Atlantis introduced regular land training for senior squads in 2009, and has since expanded it to more of the squads, and we have also introduced a weekly Pilates session for the senior squads, which is proving to be very successful.
The aims of land training are:
To build strength - particularly core strength;
To increase fitness levels;
To improve flexibility.
This training, when combined with water-based training, will noticeably improve swimming speed.
By working the full range of movement of muscles and joints, the swimmers stroke technique in the water will be improved through increased reach, power and efficiency. The swimmer will gain more strength by working with resistance bands and body weight exercises.

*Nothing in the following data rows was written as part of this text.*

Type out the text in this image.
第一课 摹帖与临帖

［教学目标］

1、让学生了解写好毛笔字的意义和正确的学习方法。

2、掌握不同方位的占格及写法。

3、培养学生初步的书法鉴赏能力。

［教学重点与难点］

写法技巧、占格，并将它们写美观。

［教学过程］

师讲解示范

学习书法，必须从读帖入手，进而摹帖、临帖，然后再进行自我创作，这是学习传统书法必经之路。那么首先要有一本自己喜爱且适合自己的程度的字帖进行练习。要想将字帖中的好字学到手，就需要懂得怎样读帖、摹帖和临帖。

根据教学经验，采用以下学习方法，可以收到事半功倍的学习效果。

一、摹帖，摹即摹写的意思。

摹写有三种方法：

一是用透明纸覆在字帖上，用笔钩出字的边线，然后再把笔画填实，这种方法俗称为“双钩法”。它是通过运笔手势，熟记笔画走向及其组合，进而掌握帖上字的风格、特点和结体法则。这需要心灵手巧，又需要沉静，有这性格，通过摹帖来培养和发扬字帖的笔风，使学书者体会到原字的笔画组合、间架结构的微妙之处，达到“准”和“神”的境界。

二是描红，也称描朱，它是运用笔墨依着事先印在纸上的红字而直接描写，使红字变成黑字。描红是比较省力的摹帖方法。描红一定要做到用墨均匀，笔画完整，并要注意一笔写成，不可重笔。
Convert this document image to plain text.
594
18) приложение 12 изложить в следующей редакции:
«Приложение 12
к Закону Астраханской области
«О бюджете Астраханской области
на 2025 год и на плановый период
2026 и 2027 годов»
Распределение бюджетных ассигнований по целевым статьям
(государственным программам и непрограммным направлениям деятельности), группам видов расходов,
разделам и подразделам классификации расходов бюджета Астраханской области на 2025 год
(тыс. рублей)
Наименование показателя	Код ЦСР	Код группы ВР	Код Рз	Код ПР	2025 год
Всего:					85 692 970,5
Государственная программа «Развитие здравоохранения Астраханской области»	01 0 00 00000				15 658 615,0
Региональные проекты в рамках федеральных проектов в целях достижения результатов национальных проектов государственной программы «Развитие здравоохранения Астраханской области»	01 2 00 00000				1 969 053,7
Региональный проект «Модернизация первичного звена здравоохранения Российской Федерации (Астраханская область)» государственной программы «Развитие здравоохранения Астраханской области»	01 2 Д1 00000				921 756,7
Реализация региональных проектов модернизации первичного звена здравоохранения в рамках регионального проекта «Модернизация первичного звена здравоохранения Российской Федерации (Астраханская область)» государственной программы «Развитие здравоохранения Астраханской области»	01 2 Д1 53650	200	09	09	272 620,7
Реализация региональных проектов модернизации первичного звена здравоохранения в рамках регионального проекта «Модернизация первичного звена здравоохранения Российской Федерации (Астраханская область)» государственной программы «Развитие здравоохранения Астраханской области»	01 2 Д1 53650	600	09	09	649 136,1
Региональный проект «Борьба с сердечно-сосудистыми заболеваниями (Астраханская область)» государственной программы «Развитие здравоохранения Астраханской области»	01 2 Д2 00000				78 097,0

Land training will also help to reduce injuries as it targets the stabilising muscles around the joints and so increases overall muscle/joint stability.
Increasing core strength will improve the swimmers posture, help their movements to be more efficient and improve the swimmer's body position in the water.
Currently there are two groups within the land training squad. The first group (focusing on development for regional and national competitions) started in January 2009 and trains for two one-hour sessions per week (on Tuesdays and Thursdays). There has recently been an opportunity to introduce a second group that is training one hour per week (on Thursdays). We hope to develop these swimmers to progress them up to 2 hours a week and then introduce more swimmers. The swimmers are asked to join the land training squad by Head Coach Bill Penny. Bill will select a swimmer by their commitment to swim training and their overall swimming improvement.
All sportsmen at the top level will cross-train in order to achieve their goals. Each will follow a carefully tailored programme consisting of weight training, core work and flexibility to complement their sport's demands. Our swimmers are too young to be doing weights as their bodies are still growing and developing. Land training sessions will utilise resistance bands and body weight exercises to achieve the same goals. This is the first step to cross training, which will become increasingly important as they progress through their swimming careers. These sessions help our swimmers learn correct technique and execution of exercises whilst giving them knowledge of the body, how it works and how to look after it.
We gently progress our swimmers from basic to more advanced exercises, as each child gains strength and body awareness. Each swimmer's progress will monitored individually within the group.
Should a swimmer sustain an injury, training is adjusted to cater for rehab needs as directed by medical professionals whose opinions should be sought in such an event. In these circumstances, land training and wider swimming training may well have to stop until fitness is reached.